The Muskrat: I’d just moved to Atlanta for my first job after school. My folks were helping me move furniture into the place from a U-Haul, and we’d hooked a TV up to the wall and set it on the carpet so I could see the first Alabama football game (where I’d just finished four years of school) on Saturday. We were up late finishing arranging furniture when we learned of the car wreck on that TV sitting on the carpet. We didn’t realize she’d died until Sunday morning. Like John, I didn’t think I gave a shit about British royalty when I was 22, but when I learned about all the great things she did from CNN that Sunday, I realized I did, in fact, care.
Miss Banshee: I was home from college, on the phone with my psychotic boyfriend when the news broke. I was shocked, but never said anything to him because I was afraid he’d make fun of me for caring. And I wonder why I’ve given up dating. Sheesh.
Julie Marsh: I remember getting in a fight with [my husband] at a Denny’s in Puerto Rico where we got stuck en route to our honeymoon, because he didn’t understand why her death bothered me so much.
Adam Avitable: I remember the Princess Diana jokes I told afterward. Her death, just like her life, had absolutely no impact on my life. Yes, it’s sad, as any death is, but I didn’t find it more tragic than anyone else’s.
Laurie White: I was sitting at a stop light leaving my gym. Drove home crying. I was one of the little girls who got up and watched the wedding live, I had books about her, all of it. I was happy for her that she’d seemed to come out of that really hard period of her life, had gotten healthier, was doing so much for others, maybe in a place to find love again. And then, done. So, so sad. I also wish I had a story as good as JCO’s, so now I’m crying again.

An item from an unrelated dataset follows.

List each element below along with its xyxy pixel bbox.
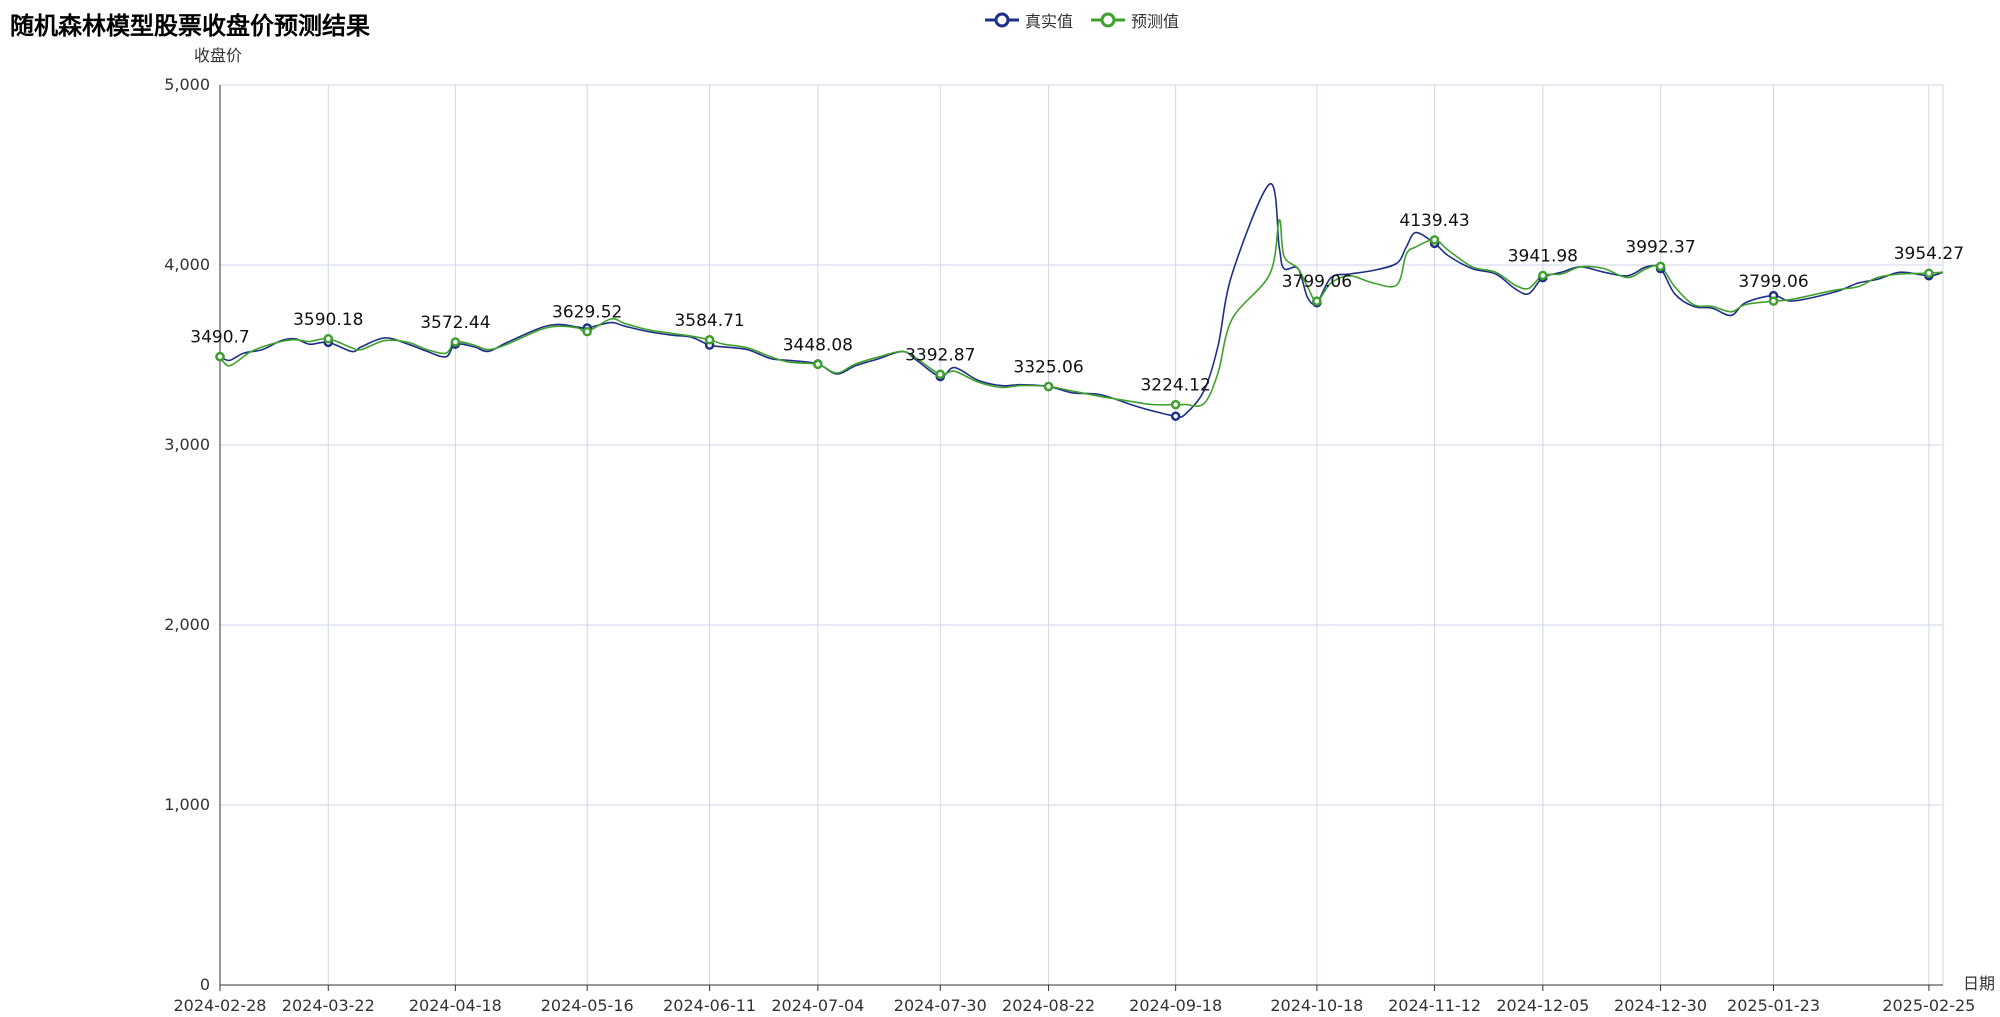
y-tick-label: 3,000 — [164, 435, 210, 454]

Amalah: I don’t remember where I was when Princess Di died, but I remember watching the funeral in the cafeteria just a couple days after arriving at college. Girls were crying at the next table. Crying! It was the first time I was attending a *secular* non-Christian college and I felt really weird for not “getting” what the big deal was or caring as much as most people seemed to. And in that moment I pledged to fully commit myself to popular culture and never feel left out again and one day launch a website dedicated to stupid celebrities, bad television and finally provide a forum where people could talk about where they were when Princess Diana died the end.